Ovviamente anche questo piccolo angolo di paradiso ha dei problemi in primis il Friuli in quanto circondato da Alpi è soggetto al dissesto idro-geologico dovuto alla mancata manutenzione degli alvei di fiumi e torrenti ed alla progressivo abbandono della montagna. Le conseguenze sono le alluvioni e le frane che sono il frutto di un cattivo uso del territorio da parte dell’uomo, per questo motivo oggi il Friuli Venezia Giulia sta puntando ad uno sviluppo sostenibile.

Altri problemi sono di ordine sociale e politico e legati alla sua posizione di confine. Da un lato i rapporti con la minoranza slovena che è tutelata dal bilinguismo nella sola provincia di Trieste; dall’altro il nuovo ruolo che potrebbe rilanciare il porto di Trieste. La disgregazione della Jugoslavia e la nascita della nuova repubblica della Slovenia che ha in Trieste il più vicino sbocco sul mare, ha infatti ridato un importanza commerciale e strategica alla città.

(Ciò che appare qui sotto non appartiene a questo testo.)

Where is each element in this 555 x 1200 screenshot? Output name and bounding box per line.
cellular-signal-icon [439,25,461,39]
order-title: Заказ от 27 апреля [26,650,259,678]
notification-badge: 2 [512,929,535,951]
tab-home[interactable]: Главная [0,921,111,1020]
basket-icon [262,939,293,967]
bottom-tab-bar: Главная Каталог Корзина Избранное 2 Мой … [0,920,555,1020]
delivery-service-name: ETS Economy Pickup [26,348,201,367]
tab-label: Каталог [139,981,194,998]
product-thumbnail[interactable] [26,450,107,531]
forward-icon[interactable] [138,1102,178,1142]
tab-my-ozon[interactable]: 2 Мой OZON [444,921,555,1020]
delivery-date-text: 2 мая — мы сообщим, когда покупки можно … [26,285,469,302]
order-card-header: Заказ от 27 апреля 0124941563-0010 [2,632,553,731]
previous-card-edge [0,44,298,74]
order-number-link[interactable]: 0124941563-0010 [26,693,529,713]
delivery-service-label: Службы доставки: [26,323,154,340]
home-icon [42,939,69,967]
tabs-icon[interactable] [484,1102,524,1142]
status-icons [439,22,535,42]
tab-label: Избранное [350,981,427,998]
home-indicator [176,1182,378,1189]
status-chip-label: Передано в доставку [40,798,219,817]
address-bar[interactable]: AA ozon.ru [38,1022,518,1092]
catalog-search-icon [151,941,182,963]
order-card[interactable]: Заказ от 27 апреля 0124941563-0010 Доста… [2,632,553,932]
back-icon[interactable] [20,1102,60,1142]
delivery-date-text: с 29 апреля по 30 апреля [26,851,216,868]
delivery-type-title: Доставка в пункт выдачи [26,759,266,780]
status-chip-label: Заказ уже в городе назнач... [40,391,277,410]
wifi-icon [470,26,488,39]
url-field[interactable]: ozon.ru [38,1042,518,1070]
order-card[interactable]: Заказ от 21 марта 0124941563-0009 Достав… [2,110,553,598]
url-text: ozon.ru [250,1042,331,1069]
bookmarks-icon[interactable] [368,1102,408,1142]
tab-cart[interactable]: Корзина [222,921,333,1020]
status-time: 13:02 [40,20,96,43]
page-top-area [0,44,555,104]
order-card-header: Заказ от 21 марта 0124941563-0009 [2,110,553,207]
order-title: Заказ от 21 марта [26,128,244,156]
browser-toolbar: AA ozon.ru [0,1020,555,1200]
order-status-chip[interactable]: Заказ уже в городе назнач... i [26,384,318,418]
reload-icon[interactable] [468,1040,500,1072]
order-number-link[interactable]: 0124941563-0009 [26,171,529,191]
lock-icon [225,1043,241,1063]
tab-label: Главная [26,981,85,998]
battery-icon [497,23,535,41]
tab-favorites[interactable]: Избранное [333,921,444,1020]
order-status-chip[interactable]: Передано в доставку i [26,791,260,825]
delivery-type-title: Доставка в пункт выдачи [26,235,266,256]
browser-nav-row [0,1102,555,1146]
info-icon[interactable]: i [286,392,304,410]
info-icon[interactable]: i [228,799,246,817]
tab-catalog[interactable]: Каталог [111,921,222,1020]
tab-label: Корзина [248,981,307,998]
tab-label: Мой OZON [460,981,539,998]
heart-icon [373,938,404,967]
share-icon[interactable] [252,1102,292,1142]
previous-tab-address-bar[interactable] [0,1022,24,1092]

Ovviamente alla diversità culturale si associa anche una diversità culinaria: da una parte la cucina fruiliana, con pietanze contadine , dall’altra la cucina giuliana, differente tra Gorizia e Trieste, più ricca di influssi veneti, austriaci e sloveni.

Prodotti tipici del Friuli sono:

  1. i prosciutti, il San Daniele e l’affumicato di Sàuris;
  2. il muset, cotechino accompagnato dalla brovada, cioè rape inacidite nelle vinacce;
  3. pitina, carne mista di pecora e maiale;
  4. i formaggi, il famoso Montasio e la ricotta affumicata, il tabor del Carso,ecc.

La cucina di Trieste invece ritrova influssi slavi ed assurgici come:

  1. la iota, minestra di crauti e patate;
  2. la porcina, una carne di maiale bollita e servita col cren, cioè radice di rafano, e senape
  3. il gulasch e i cevapcici, polpettine di carne con cipolla.

I dolci famosi sono la cubana, la putizza, gli strudel, le crostate di frutta e i dolci a base di ricotta.

In questa regione il prodotto tipico per eccellenza è il vino, infatti la viticoltura in Friuli Venezia Giulia risale al XIII secolo a. C. ed è distribuita nella fascia meridionale della regione poiché è la zona più adatta alla coltura della vite. Sono quattro le aree che si differenziano per una diversa produzione di vino:

  • la parte collinare del Collio e Colli orientali del Friuli dove si producono soprattutto vini bianchi, come i vari Pinot , ecc.;
  • la seconda zona è quella di Isonzo e grave del Friuli;
  • la terza zona è la fascia litoranea con il Friuli Aquileia a il Friuli Latisana;
  • la quarta è il Carso caratterizzato da diversi vitigni tra cui il Terrano.